Alpine-Anleihen – Schock für Investoren

Für die Zeichner der Alpine-Anleihen, die insgesamt 290 Millionen Euro in den Baukonzern investierten, sind die Aussichten düster. Nach aktuellem Stand kann man bestenfalls auf eine Quote von 20 Prozent hoffen, völlig unabhängig davon, welche der drei ausstehenden Bonds man sich ins Depot gelegt hat.

Voraussetzung dafür ist allerdings, dass der Antrag auf „Sanierungsverfahren ohne Eigenverwaltung” auch angenommen wird. Die Anleihen wurden am Mittwoch zwar vom Handel ausgesetzt , außerbörsliche Kurse werden aber immer noch gestellt.

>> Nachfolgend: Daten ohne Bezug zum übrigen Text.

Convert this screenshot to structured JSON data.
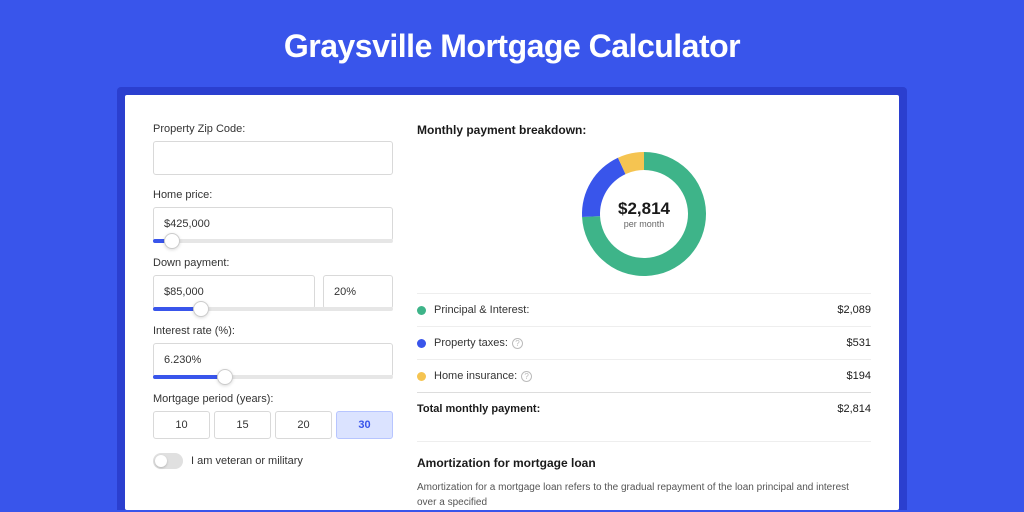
{
  "page": {
    "title": "Graysville Mortgage Calculator",
    "background_color": "#3955eb",
    "shadow_color": "#2b3fcf",
    "card_bg": "#ffffff"
  },
  "form": {
    "zip": {
      "label": "Property Zip Code:",
      "value": ""
    },
    "home_price": {
      "label": "Home price:",
      "value": "$425,000",
      "slider_pct": 8
    },
    "down_payment": {
      "label": "Down payment:",
      "amount": "$85,000",
      "percent": "20%",
      "slider_pct": 20
    },
    "interest_rate": {
      "label": "Interest rate (%):",
      "value": "6.230%",
      "slider_pct": 30
    },
    "mortgage_period": {
      "label": "Mortgage period (years):",
      "options": [
        "10",
        "15",
        "20",
        "30"
      ],
      "selected_index": 3
    },
    "veteran": {
      "label": "I am veteran or military",
      "on": false
    }
  },
  "breakdown": {
    "title": "Monthly payment breakdown:",
    "donut": {
      "center_amount": "$2,814",
      "center_sub": "per month",
      "series": [
        {
          "label": "Principal & Interest:",
          "value_num": 2089,
          "value": "$2,089",
          "color": "#3eb489",
          "info": false
        },
        {
          "label": "Property taxes:",
          "value_num": 531,
          "value": "$531",
          "color": "#3955eb",
          "info": true
        },
        {
          "label": "Home insurance:",
          "value_num": 194,
          "value": "$194",
          "color": "#f5c451",
          "info": true
        }
      ],
      "total_label": "Total monthly payment:",
      "total_value": "$2,814",
      "ring_thickness": 18,
      "bg_color": "#ffffff"
    }
  },
  "amortization": {
    "title": "Amortization for mortgage loan",
    "text": "Amortization for a mortgage loan refers to the gradual repayment of the loan principal and interest over a specified"
  }
}
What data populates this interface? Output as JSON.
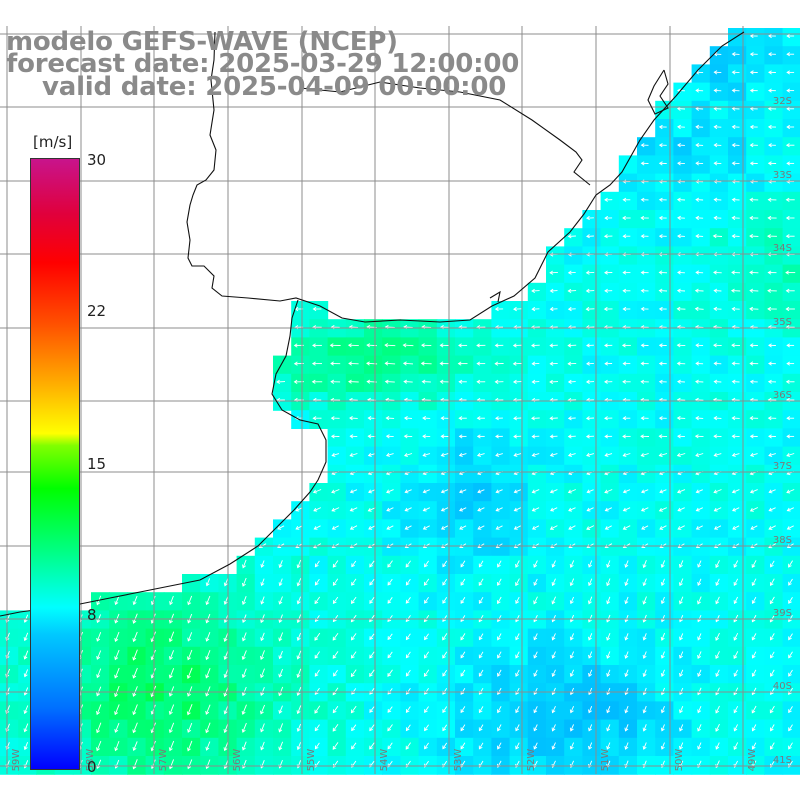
{
  "header": {
    "line1": "modelo GEFS-WAVE (NCEP)",
    "line2": "forecast date: 2025-03-29 12:00:00",
    "line3": "valid date: 2025-04-09 00:00:00"
  },
  "colorbar": {
    "unit": "[m/s]",
    "ticks": [
      {
        "label": "30",
        "value": 30
      },
      {
        "label": "22",
        "value": 22
      },
      {
        "label": "15",
        "value": 15
      },
      {
        "label": "8",
        "value": 8
      },
      {
        "label": "0",
        "value": 0
      }
    ],
    "range": [
      0,
      30
    ],
    "colors": [
      "#0000ff",
      "#00c8ff",
      "#00ffff",
      "#00ff00",
      "#ffff00",
      "#ff0000",
      "#c8148c"
    ]
  },
  "map": {
    "lat_labels": [
      "32S",
      "33S",
      "34S",
      "35S",
      "36S",
      "37S",
      "38S",
      "39S",
      "40S",
      "41S"
    ],
    "lon_labels": [
      "59W",
      "58W",
      "57W",
      "56W",
      "55W",
      "54W",
      "53W",
      "52W",
      "51W",
      "50W",
      "49W"
    ],
    "colors": {
      "land": "#ffffff",
      "grid": "#8c8c8c",
      "coast": "#111111",
      "arrow": "#ffffff"
    }
  }
}
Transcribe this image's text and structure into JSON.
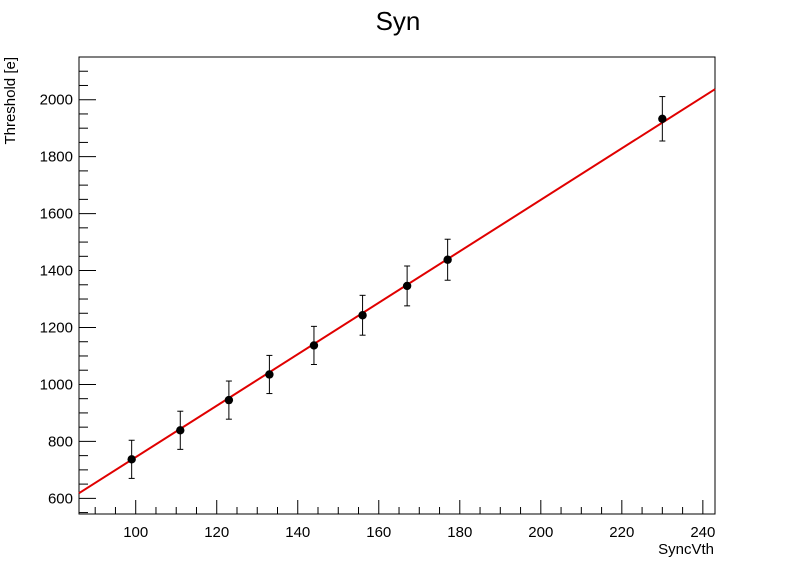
{
  "chart_data": {
    "type": "scatter",
    "title": "Syn",
    "xlabel": "SyncVth",
    "ylabel": "Threshold [e]",
    "xlim": [
      86,
      243
    ],
    "ylim": [
      545,
      2150
    ],
    "grid": false,
    "x_ticks": [
      100,
      120,
      140,
      160,
      180,
      200,
      220,
      240
    ],
    "y_ticks": [
      600,
      800,
      1000,
      1200,
      1400,
      1600,
      1800,
      2000
    ],
    "series": [
      {
        "x": [
          99,
          111,
          123,
          133,
          144,
          156,
          167,
          177,
          230
        ],
        "y": [
          737,
          839,
          945,
          1035,
          1137,
          1243,
          1346,
          1438,
          1933
        ],
        "yerr": [
          67,
          67,
          67,
          67,
          67,
          70,
          70,
          72,
          78
        ]
      }
    ],
    "fit": {
      "x": [
        86,
        243
      ],
      "y": [
        618,
        2037
      ]
    },
    "colors": {
      "points": "#000000",
      "fit": "#e00000"
    }
  }
}
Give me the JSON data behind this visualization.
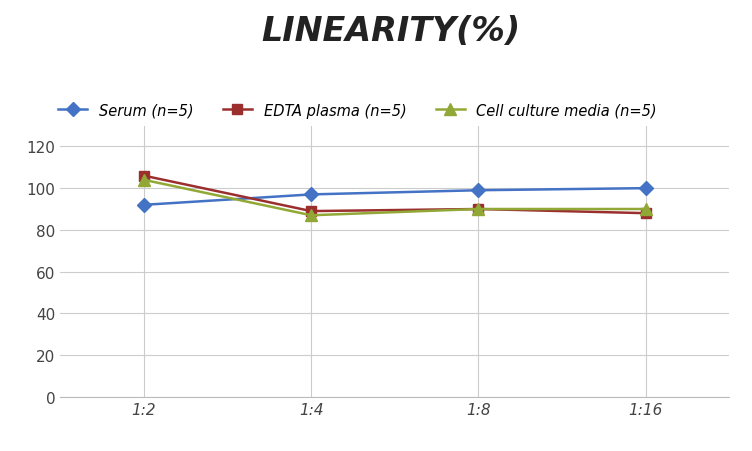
{
  "title": "LINEARITY(%)",
  "title_fontsize": 24,
  "title_fontstyle": "italic",
  "title_fontweight": "bold",
  "x_labels": [
    "1:2",
    "1:4",
    "1:8",
    "1:16"
  ],
  "x_positions": [
    0,
    1,
    2,
    3
  ],
  "series": [
    {
      "label": "Serum (n=5)",
      "values": [
        92,
        97,
        99,
        100
      ],
      "color": "#4472C4",
      "marker": "D",
      "markersize": 7,
      "linewidth": 1.8
    },
    {
      "label": "EDTA plasma (n=5)",
      "values": [
        106,
        89,
        90,
        88
      ],
      "color": "#9B2F2E",
      "marker": "s",
      "markersize": 7,
      "linewidth": 1.8
    },
    {
      "label": "Cell culture media (n=5)",
      "values": [
        104,
        87,
        90,
        90
      ],
      "color": "#92A836",
      "marker": "^",
      "markersize": 8,
      "linewidth": 1.8
    }
  ],
  "ylim": [
    0,
    130
  ],
  "yticks": [
    0,
    20,
    40,
    60,
    80,
    100,
    120
  ],
  "background_color": "#ffffff",
  "grid_color": "#cccccc",
  "legend_fontsize": 10.5,
  "tick_fontsize": 11
}
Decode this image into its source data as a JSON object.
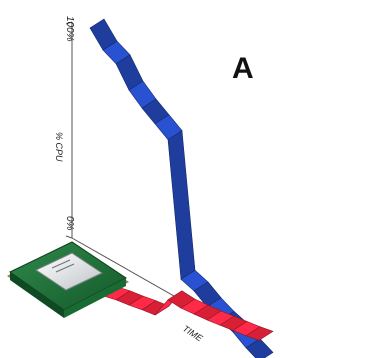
{
  "chart_data": {
    "type": "line",
    "title": "",
    "xlabel": "TIME",
    "ylabel": "% CPU",
    "ylim": [
      0,
      100
    ],
    "y_ticks": [
      "100%",
      "0%"
    ],
    "x": [
      0,
      1,
      2,
      3,
      4,
      5,
      6,
      7,
      8,
      9,
      10,
      11,
      12,
      13
    ],
    "series": [
      {
        "color": "#1e3d9c",
        "values": [
          100,
          94,
          92,
          84,
          80,
          77,
          74,
          12,
          11,
          8,
          6,
          5,
          2,
          0
        ]
      },
      {
        "color": "#d71f35",
        "values": [
          10,
          9,
          8,
          5,
          3,
          0,
          30,
          22,
          18,
          14,
          11,
          8,
          5,
          3
        ]
      }
    ],
    "annotation": {
      "text": "A"
    },
    "grid": false,
    "legend": "none",
    "icons": {
      "chip": "cpu-chip-icon"
    }
  }
}
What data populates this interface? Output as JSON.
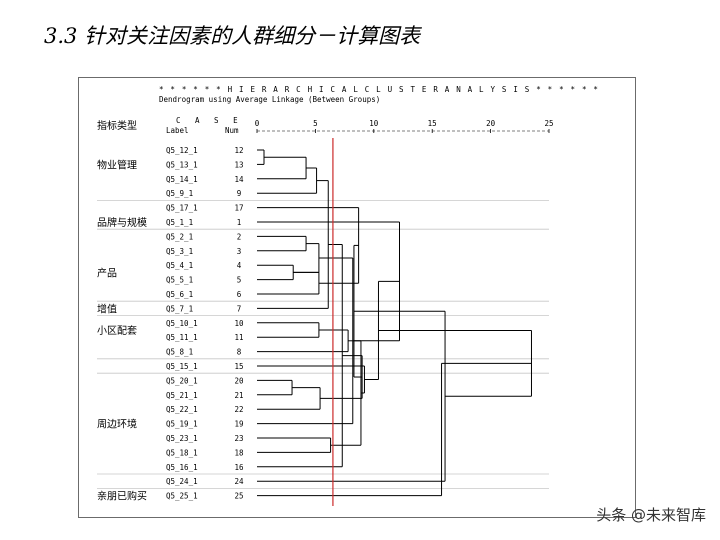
{
  "slide_title": "3.3  针对关注因素的人群细分－计算图表",
  "watermark": "头条 @未来智库",
  "chart_data": {
    "type": "dendrogram",
    "banner": "* * * * * * H I E R A R C H I C A L   C L U S T E R   A N A L Y S I S * * * * * *",
    "subtitle": "Dendrogram using Average Linkage (Between Groups)",
    "case_header": "C A S E",
    "label_header": "Label",
    "num_header": "Num",
    "xlim": [
      0,
      25
    ],
    "x_ticks": [
      "0",
      "5",
      "10",
      "15",
      "20",
      "25"
    ],
    "category_header": "指标类型",
    "cut_line_x": 6.5,
    "cut_line_color": "#cc2a2a",
    "leaves": [
      {
        "label": "Q5_12_1",
        "num": "12"
      },
      {
        "label": "Q5_13_1",
        "num": "13"
      },
      {
        "label": "Q5_14_1",
        "num": "14"
      },
      {
        "label": "Q5_9_1",
        "num": "9"
      },
      {
        "label": "Q5_17_1",
        "num": "17"
      },
      {
        "label": "Q5_1_1",
        "num": "1"
      },
      {
        "label": "Q5_2_1",
        "num": "2"
      },
      {
        "label": "Q5_3_1",
        "num": "3"
      },
      {
        "label": "Q5_4_1",
        "num": "4"
      },
      {
        "label": "Q5_5_1",
        "num": "5"
      },
      {
        "label": "Q5_6_1",
        "num": "6"
      },
      {
        "label": "Q5_7_1",
        "num": "7"
      },
      {
        "label": "Q5_10_1",
        "num": "10"
      },
      {
        "label": "Q5_11_1",
        "num": "11"
      },
      {
        "label": "Q5_8_1",
        "num": "8"
      },
      {
        "label": "Q5_15_1",
        "num": "15"
      },
      {
        "label": "Q5_20_1",
        "num": "20"
      },
      {
        "label": "Q5_21_1",
        "num": "21"
      },
      {
        "label": "Q5_22_1",
        "num": "22"
      },
      {
        "label": "Q5_19_1",
        "num": "19"
      },
      {
        "label": "Q5_23_1",
        "num": "23"
      },
      {
        "label": "Q5_18_1",
        "num": "18"
      },
      {
        "label": "Q5_16_1",
        "num": "16"
      },
      {
        "label": "Q5_24_1",
        "num": "24"
      },
      {
        "label": "Q5_25_1",
        "num": "25"
      }
    ],
    "categories": [
      {
        "name": "物业管理",
        "leaf": 1
      },
      {
        "name": "品牌与规模",
        "leaf": 5
      },
      {
        "name": "产品",
        "leaf": 8.5
      },
      {
        "name": "增值",
        "leaf": 11
      },
      {
        "name": "小区配套",
        "leaf": 12.5
      },
      {
        "name": "周边环境",
        "leaf": 19
      },
      {
        "name": "亲朋已购买",
        "leaf": 24
      }
    ],
    "separators_after_leaf": [
      3,
      5,
      10,
      11,
      14,
      15,
      22,
      23
    ],
    "merges": [
      {
        "a": 0,
        "b": 1,
        "h": 0.6
      },
      {
        "a": 25,
        "b": 2,
        "h": 4.2
      },
      {
        "a": 8,
        "b": 9,
        "h": 3.1
      },
      {
        "a": 6,
        "b": 7,
        "h": 4.2
      },
      {
        "a": 16,
        "b": 17,
        "h": 3.0
      },
      {
        "a": 26,
        "b": 3,
        "h": 5.1
      },
      {
        "a": 27,
        "b": 10,
        "h": 5.3
      },
      {
        "a": 12,
        "b": 13,
        "h": 5.3
      },
      {
        "a": 28,
        "b": 27,
        "h": 5.3
      },
      {
        "a": 29,
        "b": 18,
        "h": 5.4
      },
      {
        "a": 30,
        "b": 11,
        "h": 6.1
      },
      {
        "a": 20,
        "b": 21,
        "h": 6.3
      },
      {
        "a": 35,
        "b": 22,
        "h": 7.3
      },
      {
        "a": 32,
        "b": 14,
        "h": 7.8
      },
      {
        "a": 31,
        "b": 4,
        "h": 8.7
      },
      {
        "a": 33,
        "b": 19,
        "h": 8.2
      },
      {
        "a": 37,
        "b": 34,
        "h": 9.0
      },
      {
        "a": 38,
        "b": 36,
        "h": 8.9
      },
      {
        "a": 41,
        "b": 39,
        "h": 8.3
      },
      {
        "a": 40,
        "b": 5,
        "h": 12.2
      },
      {
        "a": 42,
        "b": 15,
        "h": 9.2
      },
      {
        "a": 44,
        "b": 45,
        "h": 10.4
      },
      {
        "a": 43,
        "b": 23,
        "h": 16.1
      },
      {
        "a": 46,
        "b": 47,
        "h": 23.5
      },
      {
        "a": 48,
        "b": 24,
        "h": 15.8
      }
    ]
  }
}
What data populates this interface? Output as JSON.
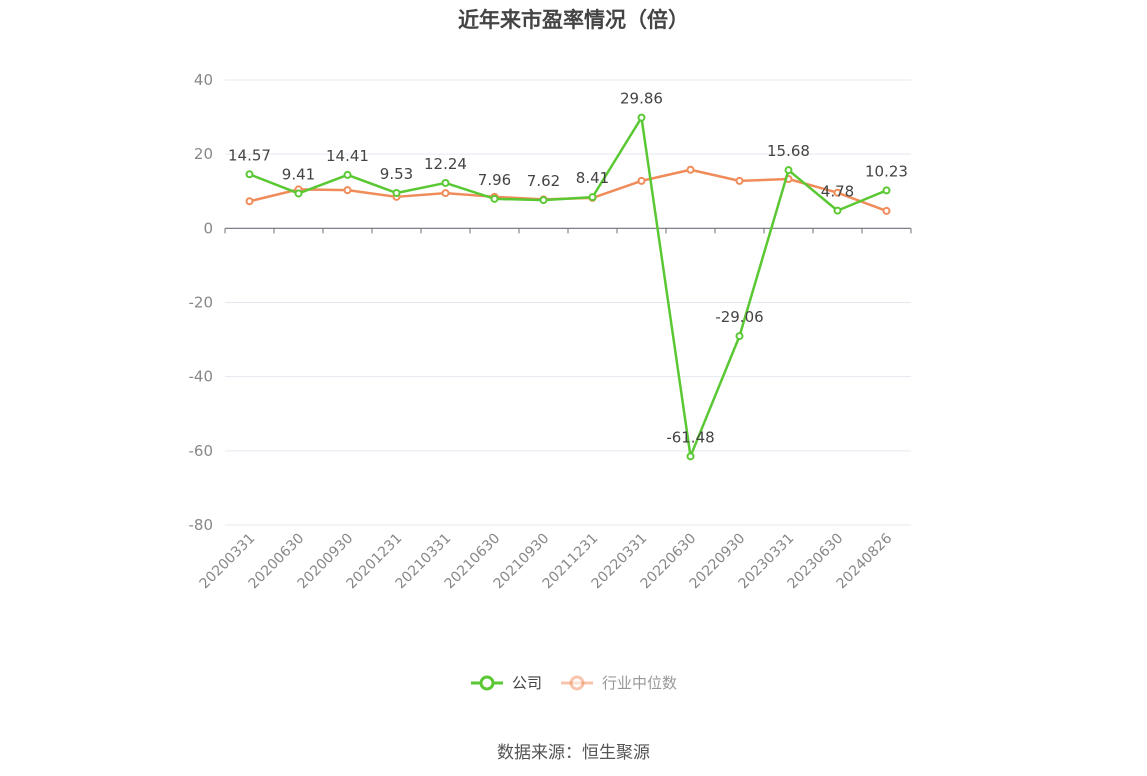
{
  "title": "近年来市盈率情况（倍）",
  "source": "数据来源：恒生聚源",
  "chart_data": {
    "type": "line",
    "title": "近年来市盈率情况（倍）",
    "categories": [
      "20200331",
      "20200630",
      "20200930",
      "20201231",
      "20210331",
      "20210630",
      "20210930",
      "20211231",
      "20220331",
      "20220630",
      "20220930",
      "20230331",
      "20230630",
      "20240826"
    ],
    "series": [
      {
        "name": "公司",
        "color": "#5ac833",
        "values": [
          14.57,
          9.41,
          14.41,
          9.53,
          12.24,
          7.96,
          7.62,
          8.41,
          29.86,
          -61.48,
          -29.06,
          15.68,
          4.78,
          10.23
        ],
        "labels": [
          "14.57",
          "9.41",
          "14.41",
          "9.53",
          "12.24",
          "7.96",
          "7.62",
          "8.41",
          "29.86",
          "-61.48",
          "-29.06",
          "15.68",
          "4.78",
          "10.23"
        ]
      },
      {
        "name": "行业中位数",
        "color": "#f08c5a",
        "values": [
          7.3,
          10.5,
          10.3,
          8.5,
          9.5,
          8.5,
          7.8,
          8.2,
          12.8,
          15.8,
          12.8,
          13.3,
          9.6,
          4.7
        ]
      }
    ],
    "yticks": [
      "40",
      "20",
      "0",
      "-20",
      "-40",
      "-60",
      "-80"
    ],
    "ylim": [
      -80,
      40
    ],
    "grid": true,
    "legend_position": "bottom",
    "xlabel": "",
    "ylabel": ""
  }
}
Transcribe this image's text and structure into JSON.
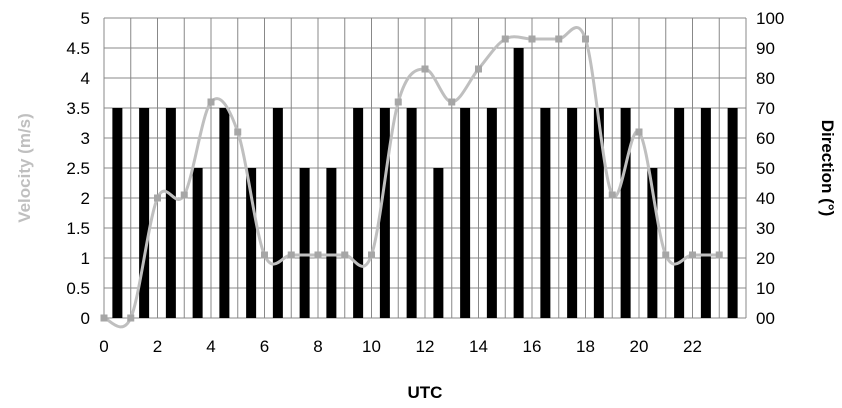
{
  "chart_data": {
    "type": "bar+line",
    "title": "",
    "xlabel": "UTC",
    "ylabel_left": "Velocity (m/s)",
    "ylabel_right": "Direction (°)",
    "x": [
      0,
      1,
      2,
      3,
      4,
      5,
      6,
      7,
      8,
      9,
      10,
      11,
      12,
      13,
      14,
      15,
      16,
      17,
      18,
      19,
      20,
      21,
      22,
      23
    ],
    "x_ticks": [
      "0",
      "2",
      "4",
      "6",
      "8",
      "10",
      "12",
      "14",
      "16",
      "18",
      "20",
      "22"
    ],
    "y_left_ticks": [
      "0",
      "0.5",
      "1",
      "1.5",
      "2",
      "2.5",
      "3",
      "3.5",
      "4",
      "4.5",
      "5"
    ],
    "y_right_ticks": [
      "00",
      "10",
      "20",
      "30",
      "40",
      "50",
      "60",
      "70",
      "80",
      "90",
      "100"
    ],
    "ylim_left": [
      0,
      5
    ],
    "ylim_right": [
      0,
      100
    ],
    "grid": true,
    "series": [
      {
        "axis": "left",
        "kind": "bar",
        "color": "#000000",
        "values": [
          3.5,
          3.5,
          3.5,
          2.5,
          3.5,
          2.5,
          3.5,
          2.5,
          2.5,
          3.5,
          3.5,
          3.5,
          2.5,
          3.5,
          3.5,
          4.5,
          3.5,
          3.5,
          3.5,
          3.5,
          2.5,
          3.5,
          3.5,
          3.5
        ]
      },
      {
        "axis": "right",
        "kind": "line",
        "color": "#bfbfbf",
        "marker_color": "#a6a6a6",
        "values": [
          0,
          0,
          40,
          41,
          72,
          62,
          21,
          21,
          21,
          21,
          21,
          72,
          83,
          72,
          83,
          93,
          93,
          93,
          93,
          41,
          62,
          21,
          21,
          21
        ]
      }
    ],
    "colors": {
      "ylabel_left": "#bfbfbf",
      "ylabel_right": "#000000",
      "grid": "#888888"
    }
  }
}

Hat der Markt recht, blüht Gläubigern sogar noch Schlimmeres: Wer seine 2017er-Anleihe aktuell verkaufen will, bekommt lediglich 15 Prozent dafür. Der Markt spekuliert also darauf, dass das Sanierungsverfahren in dieser Form abgelehnt wird, es womöglich zur Zerschlagung samt Verkauf der Alpine Bau in Teilen kommt – und am Ende noch weniger als die 20 Prozent zu holen sind. Gläubiger der Alpine müssen sich wohl oder übel mit dem Desaster abfinden. Auch Zockern, die auf eine höhere Quote spekulieren wollen, indem sie jetzt Anleihen kaufen, sei abgeraten: Den Kurs von 15 Prozent gilt nur für alle Verkäufer, wer hingegen kauft, blättert mindestens 25 Prozent hin.